大規模環境(1時間あたり2000ファイル、ファイルサイズ10MB)
サービス | 料金 | 備考 |
---|---|---|
V1FSS | $1.155/時 | バケット単価選択時 |
C1FSS | $1.155/時 | 401-2000ファイル/時の料金帯 |
GuardDuty S3 | $2.93/時 | データ量課金 + オブジェクト数課金 |
2000ファイル/時の大規模環境では、V1FSSとC1FSSが最も経済的です。GuardDuty S3はファイルサイズが大きくなると料金が大幅に上昇するため、この規模ではコスト面で不利になります。

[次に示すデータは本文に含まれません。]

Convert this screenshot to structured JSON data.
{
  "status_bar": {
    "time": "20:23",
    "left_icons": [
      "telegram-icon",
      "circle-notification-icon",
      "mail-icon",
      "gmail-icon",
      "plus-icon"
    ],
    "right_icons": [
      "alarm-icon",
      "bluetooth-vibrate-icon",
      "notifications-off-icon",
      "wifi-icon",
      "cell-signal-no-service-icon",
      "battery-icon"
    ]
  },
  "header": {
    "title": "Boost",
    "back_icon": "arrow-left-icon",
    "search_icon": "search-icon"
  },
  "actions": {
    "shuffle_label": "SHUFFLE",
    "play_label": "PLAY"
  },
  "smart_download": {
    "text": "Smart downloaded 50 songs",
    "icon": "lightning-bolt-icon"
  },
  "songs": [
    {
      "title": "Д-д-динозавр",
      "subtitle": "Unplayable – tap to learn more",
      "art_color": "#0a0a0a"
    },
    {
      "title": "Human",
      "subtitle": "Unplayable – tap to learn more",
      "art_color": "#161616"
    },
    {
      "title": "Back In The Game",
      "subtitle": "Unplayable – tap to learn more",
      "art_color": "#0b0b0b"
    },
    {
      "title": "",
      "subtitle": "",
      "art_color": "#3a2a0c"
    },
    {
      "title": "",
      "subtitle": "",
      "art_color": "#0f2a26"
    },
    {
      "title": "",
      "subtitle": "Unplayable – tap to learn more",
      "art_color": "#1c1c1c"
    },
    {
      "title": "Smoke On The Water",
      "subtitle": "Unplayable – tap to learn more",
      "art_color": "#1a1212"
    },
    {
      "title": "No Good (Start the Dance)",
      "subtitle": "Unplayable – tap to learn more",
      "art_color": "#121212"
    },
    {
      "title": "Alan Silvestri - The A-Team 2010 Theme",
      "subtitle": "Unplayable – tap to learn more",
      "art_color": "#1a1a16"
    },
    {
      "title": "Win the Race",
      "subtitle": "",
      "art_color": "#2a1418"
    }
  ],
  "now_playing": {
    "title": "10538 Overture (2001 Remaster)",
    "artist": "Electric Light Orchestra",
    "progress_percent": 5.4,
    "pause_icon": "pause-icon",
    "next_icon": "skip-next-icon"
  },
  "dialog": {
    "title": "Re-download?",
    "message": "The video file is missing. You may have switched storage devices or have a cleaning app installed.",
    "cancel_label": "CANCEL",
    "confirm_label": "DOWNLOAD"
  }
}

※ただし、大規模なスキャンはパフォーマンス影響等も含めてしっかりと検証する必要があります。
各サービスの特徴
C1FSS
メリット
- 20ファイル/時以下なら無料枠で利用可能
- 大規模環境(2000ファイル/時)でV1FSSと同等で最もコスト効率が良い
デメリット
- 2025年8月28日にEOLが発表され、2026年12月31日でサポート終了予定
V1FSS
メリット
- C1FSSの正式な後継サービスとしてトレンドマイクロが推奨
- マルチクラウドやVision OneのXDRを活用した統合管理が可能
- 悪意のあるファイルの隔離もVision Oneが提供するCloudFormationで自動実装
- 大規模環境(2000ファイル/時)でC1FSSと同等で最もコスト効率が良い
デメリット
- 小・中規模環境でGuardDuty S3やC1FSSよりコストが高い
- Marketplaceの契約周りの柔軟性がC1FSSに劣る
GuardDuty S3
メリット
- AWSネイティブサービスのため、AWS管理コンソールから簡単に開始可能
- 小・中規模環境(200・400ファイル/時)で最もコストパフォーマンスが優秀
デメリット
- スキャン結果がタグに付与されるのみのため、後続処理は自分で実装する必要がある
- ファイルサイズが大きいと料金が上昇し、大規模環境ではコスト不利になる
まとめ
V1FSSの従量課金を従来サービスと比較してみました。C1FSSは2026年12月31日でサポート終了となるため、既存ユーザーは移行先の検討が必要です。実際に導入を検討する際は、現在のファイルサイズとスキャン頻度を把握し、各サービスの料金シミュレーションを行うことが重要です。また、単純な料金だけでなく、機能面や運用面、既存システムとの連携性も含めて総合的に判断することをお勧めします。
本記事がどなたかのお役に立てれば幸いです。